Sâlikin içi içine sığmaması, ne yapacağını şaşırması, Allah’tan başka bir şeye odaklanamaması ve O’nun huzurundan başka kimsenin yanında huzur ve sükûn bulamaması olan kalakın tek ilacı vuslata ermektir. Kalak makamındaki sâlike, dünyevî hiçbir şey huzur ve mutluluk veremez. Sevgiliden bahsedilmeyen hiçbir sohbeti dinleyemez olur. Bu sebeple ölüm gözünde tüter.

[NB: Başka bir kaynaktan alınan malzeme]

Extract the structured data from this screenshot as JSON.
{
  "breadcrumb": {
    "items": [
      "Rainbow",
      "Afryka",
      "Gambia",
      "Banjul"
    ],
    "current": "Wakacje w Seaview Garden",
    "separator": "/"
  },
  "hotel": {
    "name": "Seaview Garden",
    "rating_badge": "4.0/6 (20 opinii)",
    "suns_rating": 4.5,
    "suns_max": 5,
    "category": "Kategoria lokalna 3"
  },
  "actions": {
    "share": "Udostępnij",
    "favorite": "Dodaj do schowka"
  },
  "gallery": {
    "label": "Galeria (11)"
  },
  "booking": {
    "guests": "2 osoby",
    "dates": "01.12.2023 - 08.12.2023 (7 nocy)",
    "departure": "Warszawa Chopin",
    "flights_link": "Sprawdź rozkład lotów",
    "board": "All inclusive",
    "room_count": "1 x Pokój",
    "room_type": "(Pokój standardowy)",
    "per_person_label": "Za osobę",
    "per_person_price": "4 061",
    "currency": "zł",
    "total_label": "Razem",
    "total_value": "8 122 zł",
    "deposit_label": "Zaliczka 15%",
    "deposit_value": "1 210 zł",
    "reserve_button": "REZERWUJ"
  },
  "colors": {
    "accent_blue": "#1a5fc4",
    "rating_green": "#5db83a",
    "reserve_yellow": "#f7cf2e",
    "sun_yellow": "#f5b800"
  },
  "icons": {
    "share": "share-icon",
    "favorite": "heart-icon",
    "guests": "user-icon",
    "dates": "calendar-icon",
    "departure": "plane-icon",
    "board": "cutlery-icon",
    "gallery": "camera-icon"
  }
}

Hakk’a duyulan yüksek şevk ve derin özlem, sabrın sınırları zorlar ve beden elbisesi (varlık hissi) sâliki sıkmaya başlar. Gönlünde sadece Hakk’a kavuşma arzusu vardır. Bu arzu ile yanar tutuşur. Öyle ki tüm varlık gözünden silinir ve sadece mahbub kalır. Tek endişesi ve tek derdi Hakk’ın rızasına erip sevgisini kazanmaktır. İşte kalakın sâlik üzerindeki tezahürleri böyledir.